I’d like to suggest a small change to how class constructors work, particularly for data classes. To make code like this correct for null values, use the nullable type on the right-hand side of the cast: val x: String y as String 'Safe' (nullable) cast operator To avoid exceptions, use the safe cast operator as, which returns null on failure. Null Safety In Java, all objects were allowed to be nullable. I am in the process of converting a large Java code base to Kotlin, and I’ve run into an issue that makes this transition less than smooth. I consider Kotlin to be a very superior language, and it is also my favourite. As we can see in the code above, let2() is a generic function, so the two parameters’ (p1 and p2) types can be different. block is a function that accepts two not-null arguments and returns a nullable R instance. p1 and p2 are the two nullable parameters. Otherwise, structural equality is used, which disagrees with the standard so that NaN is equal to itself, NaN is considered greater than any other element, including POSITIVE_INFINITY, and -0.0 is not equal to 0.0.Hi there. The function let2() has three parameters: p1, p2, and block. When an equality check operands are statically known to be Float or Double (nullable or not), the check follows the IEEE 754 Standard for Floating-Point Arithmetic. Kotlin’s type system distinguishes between nullable and non-nullable types, enabling built-in null safety checks and providing concise syntax for handling nullable values. In this article, we’ve taken a look at different ways we can default a null value for a non-optional parameter.

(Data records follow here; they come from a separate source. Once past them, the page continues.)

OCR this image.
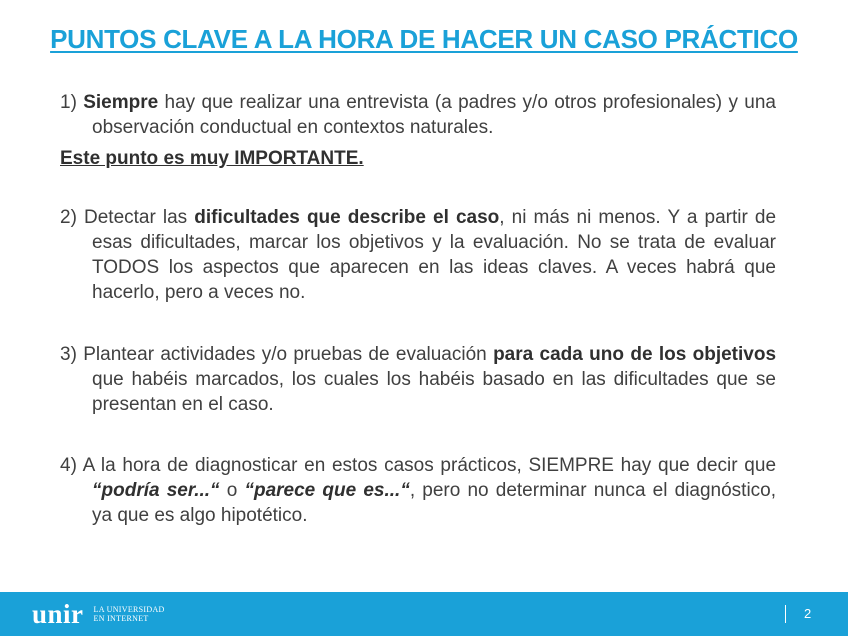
PUNTOS CLAVE A LA HORA DE HACER UN CASO PRÁCTICO
1) Siempre hay que realizar una entrevista (a padres y/o otros profesionales) y una observación conductual en contextos naturales.
Este punto es muy IMPORTANTE.
2) Detectar las dificultades que describe el caso, ni más ni menos. Y a partir de esas dificultades, marcar los objetivos y la evaluación. No se trata de evaluar TODOS los aspectos que aparecen en las ideas claves. A veces habrá que hacerlo, pero a veces no.
3) Plantear actividades y/o pruebas de evaluación para cada uno de los objetivos que habéis marcados, los cuales los habéis basado en las dificultades que se presentan en el caso.
4) A la hora de diagnosticar en estos casos prácticos, SIEMPRE hay que decir que “podría ser...“ o “parece que es...“, pero no determinar nunca el diagnóstico, ya que es algo hipotético.
unir LA UNIVERSIDAD
EN INTERNET	2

For values represented by primitive types at runtime (for example, Int), the = equality check is equivalent to the = check. a = b evaluates to true if and only if a and b point to the same object. Referential equality is checked by the = operation and its negated counterpart !=. Structural equality has nothing to do with comparison defined by the Comparable interface, so only a custom equals(Any?) implementation may affect the behavior of the operator.

Functions with the same name and other signatures, like equals(other: Foo), don't affect equality checks with the operators = and !=. To provide a custom equals check implementation, override the equals(other: Any?): Boolean function.

Note that there's no point in optimizing your code when comparing to null explicitly: a = null will be automatically translated to a = null.


If a is not null, it calls the equals(Any?) function, otherwise ( a is null) it checks that b is referentially equal to null.